От стены отделился, пошёл Забалуев. В лунки следов своих же, снегом ещё не заваленные, попасть старается. Ногу в боте занёс над очередной лункой и говорит, не оборачиваясь:

– До свидания.

– Счастливо, – говорит Несмелов. И сам топчется: уходить, не уходить? И сам пошёл. Шаг, другой сделал. Замер. Стоит. Повернулся резко вдруг и:

– Эй, обожди-ка, – говорит.

– Ну? Что? – устало Забалуев, нехотя. Но тоже замер. Обернулся и: – Замёрз я очень, – говорит. – Вы уж простите, ради бога.

– Чё ради бога-то, и так прошшу… Даже не знаю… – говорит Несмелов. И умолк. Раздумывает будто: то ли к сказанному что ещё добавить, то ли хватит, можно, мол, и этим обойтись?

– Что? – повторяет вяло Забалуев.

– Не знаю…

– Я пошёл… Вы уж простите.

– Погоди…

Полночь близится. Снег как валил, так и валит, не редеет. Овца притихла – не блеет и не гыркает. Уснула? Может, умерла? По сторонам Несмелов огляделся; воротник полушубка мешает – отогнул его; смотрит теперь через плечо себе Несмелов, ищет глазами кого-то – так кажется – кого вот только – сову разве? – но пусто в обозримом – ни души и, кроме снега с неба, ничего, что двигалось бы, – обратился взглядом снова к Забалуеву и говорит:

– Бежать бы тебе надо…

– Что?.. Куда?

– Куда подальше.

Мимо лунки ногой угодил Забалуев, исправил промах свой поспешно.
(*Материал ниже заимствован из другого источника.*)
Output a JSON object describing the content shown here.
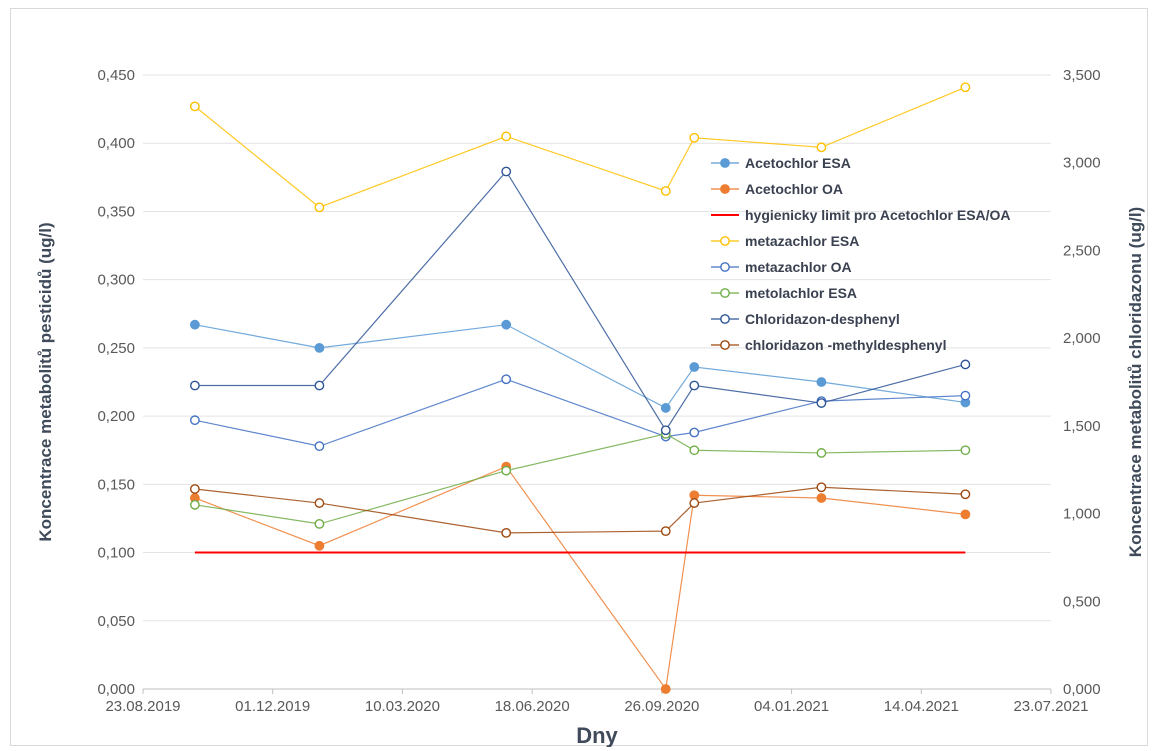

И говорит:

– Вот… этот бот… опять и полный! – И, с лодыжки снег рукой сметая: – Это что, согреться чтобы, что ли? Согреюсь в доме.

– Согреешься, согреешься, – говорит Несмелов, о другом совсем как будто думая: может – о лампе, что оставил у себя там непогашенной. – Согреешься, если не заблудишься, сил если ещё, конечно, хватит, – не замёрзнешь. Не в такой же бабской кофте, не в таких же… в этих… на ногах-то… как их… черевичках… Так только… Не знаю. А как ещё тут? – говорит Несмелов, но кому? Себе, похоже.